In the end, I received two very generous offers: one to stay, and one to go. It was not an easy decision. But I brought my family to Columbus to look around before our summer vacation, and they loved it. That was the tipping point.
Fast forward a couple of crazy months, and we’d left everything (and almost everyone) we knew to start a new adventure in Ohio, with me as a principal investigator (NCH) and assistant professor of pediatrics (OSU). It’s certainly a new milestone for my career, and I’m pretty excited about it.
Old Friends at ASHG
In October, I attended the American Society of Human Genetics meeting in lovely Vancouver, Canada. I had the privilege of moderating a wonderful panel on gene discovery, genetic counseling, and clinical care for inherited retinal diseases. And I was on television! Well, ASHG television, but that counts for something.
I saw a number of old friends and colleagues there, but not nearly everyone I wanted to. The trip went by so quickly. There were (as usual) too many great presentations, but too little time. I will say that the location was easily one of my favorites for this meeting, despite the fact that the American Society of Human Genetics meeting happened in Canada. I’d go there again, which is more than I can say for Baltimore.
Turbulent NGS Technologies
Some fellow NGS bloggers have covered some important developments in the field of next-gen sequencing. Over at CoreGenomics, James has a nice piece on whether or not the world has too many HiSeq X Tens, and points out the fact that sales of the instrument have cooled, and most of the installations are not operating at full capacity.
This is not terribly surprising, given the incredible throughput of that instrument, the minimum buy-in, and the company’s legal restrictions on its applications. There are other factors at play, too: as I’ve mentioned before, in a world with cheap sequencing, samples are the most precious commodity.

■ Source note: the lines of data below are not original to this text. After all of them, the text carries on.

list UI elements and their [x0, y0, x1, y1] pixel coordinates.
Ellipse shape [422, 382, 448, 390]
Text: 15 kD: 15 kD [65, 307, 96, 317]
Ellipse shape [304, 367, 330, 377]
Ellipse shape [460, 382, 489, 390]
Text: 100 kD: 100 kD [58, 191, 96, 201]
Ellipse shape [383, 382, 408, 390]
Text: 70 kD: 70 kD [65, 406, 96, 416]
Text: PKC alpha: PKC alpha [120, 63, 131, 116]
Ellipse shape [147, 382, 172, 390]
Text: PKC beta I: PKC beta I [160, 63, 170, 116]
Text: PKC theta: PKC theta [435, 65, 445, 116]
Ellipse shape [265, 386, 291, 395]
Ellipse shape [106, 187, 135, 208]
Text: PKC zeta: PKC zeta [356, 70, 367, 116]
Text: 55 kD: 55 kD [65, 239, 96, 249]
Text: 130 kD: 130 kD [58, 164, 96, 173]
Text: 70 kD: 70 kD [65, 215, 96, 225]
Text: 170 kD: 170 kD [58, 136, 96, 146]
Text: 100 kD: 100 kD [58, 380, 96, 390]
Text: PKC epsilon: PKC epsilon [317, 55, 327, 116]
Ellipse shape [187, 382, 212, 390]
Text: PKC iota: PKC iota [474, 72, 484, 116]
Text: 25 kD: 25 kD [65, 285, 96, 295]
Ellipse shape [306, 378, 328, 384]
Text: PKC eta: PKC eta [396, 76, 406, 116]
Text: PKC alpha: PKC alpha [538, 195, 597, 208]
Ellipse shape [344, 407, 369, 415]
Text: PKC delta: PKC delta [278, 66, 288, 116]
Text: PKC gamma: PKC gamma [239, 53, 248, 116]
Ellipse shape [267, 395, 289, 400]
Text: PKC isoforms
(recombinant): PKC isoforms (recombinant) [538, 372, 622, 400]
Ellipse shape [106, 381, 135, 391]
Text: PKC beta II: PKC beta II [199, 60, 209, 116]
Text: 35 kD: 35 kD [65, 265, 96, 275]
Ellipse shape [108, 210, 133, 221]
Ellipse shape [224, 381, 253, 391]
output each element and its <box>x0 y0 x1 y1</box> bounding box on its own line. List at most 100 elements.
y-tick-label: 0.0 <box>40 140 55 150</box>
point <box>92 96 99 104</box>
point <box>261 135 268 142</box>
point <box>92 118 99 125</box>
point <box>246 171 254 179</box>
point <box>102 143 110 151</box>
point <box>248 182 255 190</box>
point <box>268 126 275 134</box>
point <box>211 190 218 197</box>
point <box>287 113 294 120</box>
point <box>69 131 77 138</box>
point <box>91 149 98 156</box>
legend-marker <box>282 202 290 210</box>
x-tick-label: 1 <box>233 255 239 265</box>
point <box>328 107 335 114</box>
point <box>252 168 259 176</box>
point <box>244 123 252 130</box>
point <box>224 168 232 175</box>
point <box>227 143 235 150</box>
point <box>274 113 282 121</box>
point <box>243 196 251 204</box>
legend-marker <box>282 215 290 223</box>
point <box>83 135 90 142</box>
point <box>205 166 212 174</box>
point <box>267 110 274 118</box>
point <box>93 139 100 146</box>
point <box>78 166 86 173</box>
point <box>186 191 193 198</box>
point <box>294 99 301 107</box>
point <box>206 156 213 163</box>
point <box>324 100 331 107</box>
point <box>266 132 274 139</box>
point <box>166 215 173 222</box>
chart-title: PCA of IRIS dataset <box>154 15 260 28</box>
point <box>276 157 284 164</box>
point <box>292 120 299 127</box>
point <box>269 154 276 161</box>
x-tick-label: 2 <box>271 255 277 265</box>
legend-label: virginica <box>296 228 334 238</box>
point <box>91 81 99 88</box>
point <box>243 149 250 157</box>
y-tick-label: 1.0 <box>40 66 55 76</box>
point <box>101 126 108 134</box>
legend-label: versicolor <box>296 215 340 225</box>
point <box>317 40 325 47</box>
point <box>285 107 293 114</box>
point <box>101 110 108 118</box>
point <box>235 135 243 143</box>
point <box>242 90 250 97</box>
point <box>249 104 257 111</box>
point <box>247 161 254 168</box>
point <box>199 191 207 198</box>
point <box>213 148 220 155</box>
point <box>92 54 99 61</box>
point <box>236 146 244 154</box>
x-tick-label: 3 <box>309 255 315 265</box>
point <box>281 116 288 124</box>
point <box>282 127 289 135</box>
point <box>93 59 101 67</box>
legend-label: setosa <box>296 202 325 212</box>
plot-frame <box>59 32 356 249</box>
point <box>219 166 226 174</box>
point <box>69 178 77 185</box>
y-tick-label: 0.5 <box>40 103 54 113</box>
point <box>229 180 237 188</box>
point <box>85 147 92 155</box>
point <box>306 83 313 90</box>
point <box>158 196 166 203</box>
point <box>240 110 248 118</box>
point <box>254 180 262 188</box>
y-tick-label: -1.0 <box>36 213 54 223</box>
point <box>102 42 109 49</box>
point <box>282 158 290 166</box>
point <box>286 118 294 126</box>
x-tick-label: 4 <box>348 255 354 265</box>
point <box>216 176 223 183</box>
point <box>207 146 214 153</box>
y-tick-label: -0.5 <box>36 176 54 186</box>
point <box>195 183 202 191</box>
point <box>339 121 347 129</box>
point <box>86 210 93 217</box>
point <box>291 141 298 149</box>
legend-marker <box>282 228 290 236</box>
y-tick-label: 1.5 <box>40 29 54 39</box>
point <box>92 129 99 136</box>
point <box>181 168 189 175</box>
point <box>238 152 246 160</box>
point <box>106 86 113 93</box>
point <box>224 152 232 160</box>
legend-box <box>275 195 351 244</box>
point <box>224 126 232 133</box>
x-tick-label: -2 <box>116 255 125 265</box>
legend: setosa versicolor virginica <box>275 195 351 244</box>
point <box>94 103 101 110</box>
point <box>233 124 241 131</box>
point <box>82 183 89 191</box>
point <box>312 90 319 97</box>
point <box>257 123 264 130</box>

Over at Omics! Omics!, there’s a nice piece by Keith Robison on Roche’s breakup with Pac Bio, complete with speculation as to the underlying reasons and a look at the competitive field. Keith is probably my favorite writer in the ever-dwindling genomics blog space. If you aren’t reading his blog, you should.
Wishing for a Productive New Year
Thank you for sticking around MassGenomics through this rocky year. I hope to get back to more routine blog posts in 2017. Until then, happy new year!